Preti-influencer - Ma se le tradizioni rimangono ben radicate, è evidente che anche il clero negli ultimi anni ha cercato di modernizzarsi. Diversi preti hanno ad esempio iniziato a utilizzare i social media per diffondere contenuti religiosi, e alcuni di loro, anche nella vicina Italia, hanno accumulato centinaia di migliaia di follower. «Anch’io utilizzo i social e alcuni di questi preti li conosco di persona», sottolinea Don Davide. «Posso testimoniare che fanno davvero una buona missione di evangelizzazione, nel senso che tante persone possono entrare in contatto con la parola di Dio attraverso questi canali, e ben venga se una persona può sentirsi accolta dalla Chiesa in questa modalità. Il messaggio che vuole veicolare la Chiesa resta lo stesso, ma vogliamo essere capaci di diffonderlo anche attraverso mezzi di comunicazione più attuali».
Anche il neo sacerdote, in effetti, utilizza i social media: «Sono Don Davide anche sul mio profilo e mi piace condividere le varie tappe del mio percorso. Non credo però di avere il carisma adatto per produrre contenuti ogni giorno ed essere così tanto attivo sui social».
L'ombra degli abusi - C'è però un tema specifico che, oggi più che mai, preoccupa i fedeli: quello degli abusi sessuali nella Chiesa.
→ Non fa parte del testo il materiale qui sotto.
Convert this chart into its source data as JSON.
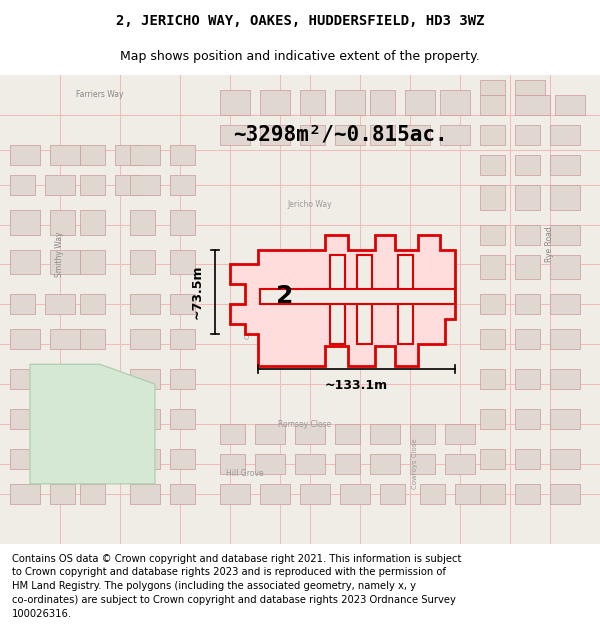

Un anno fa, lo ricordiamo, è stato pubblicato il rapporto dell’Università di Zurigo sugli abusi sessuali nella Chiesa svizzera, il quale ha rivelato oltre un migliaio di casi tra il 1950 e il 2022. Recentemente un prete ticinese, nonché insegnante al Collegio Papio di Ascona e al Liceo di Savosa, è inoltre stato arrestato per sospetti abusi su un minore.
«C'è volontà di cambiare e assumersi le colpe» - «Il fatto che lo studio dell’Università di Zurigo è stato voluto dalla Chiesa (venne commissionato dalla Conferenza dei vescovi svizzeri ndr.) e che c’è stata trasparenza rispetto ai casi di abusi emersi più o meno recentemente dimostra che c’è volontà di cambiare, di riconoscere gli errori fatti e di assumersi le responsabilità e le colpe, il che è già un grande passo», sottolinea Don Davide. «Non ho una ricetta risolutiva, e niente potrà riparare le sofferenze delle vittime, ma penso che ogni passo che viene fatto è importante».
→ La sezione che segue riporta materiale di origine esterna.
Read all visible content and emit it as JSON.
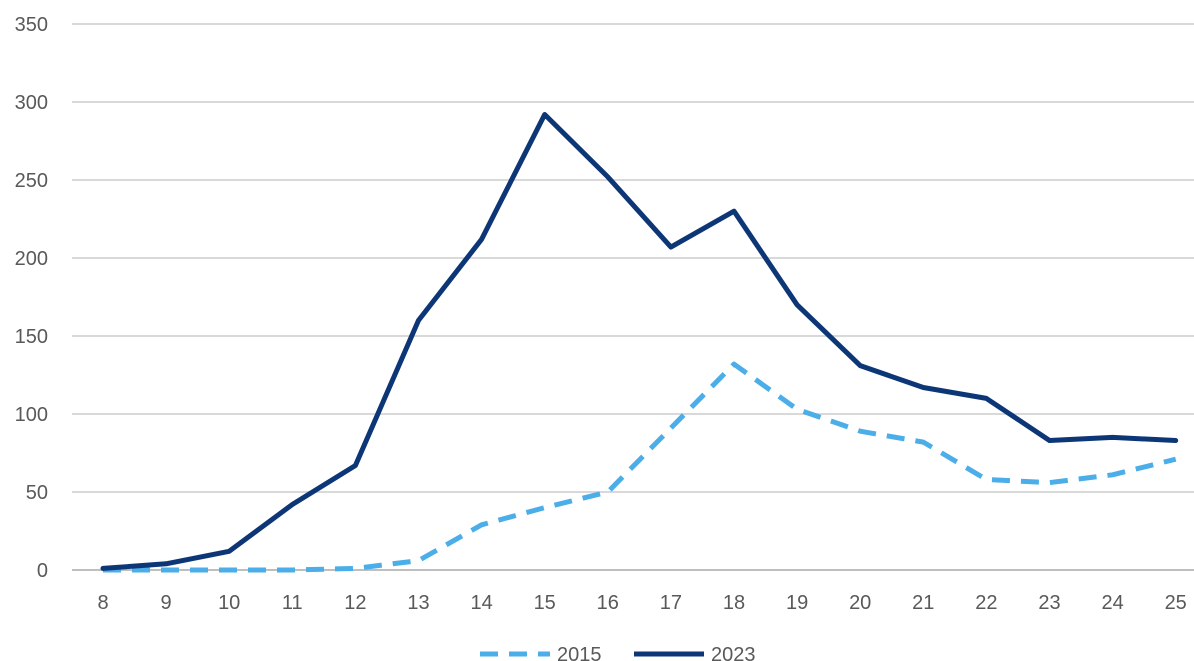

Qualcosa, intanto, sembra muoversi. «Durante la mia formazione ho seguito un Corso di prevenzione agli abusi, organizzato dalla Diocesi di Lugano in collaborazione con la Fondazione ticinese per l’aiuto, il sostegno e la protezione dell’infanzia (ASPI)», ci dice infine il neo sacerdote. «Quest'anno tutti i preti e i seminaristi ticinesi dovranno inoltre seguire un corso di aggiornamento».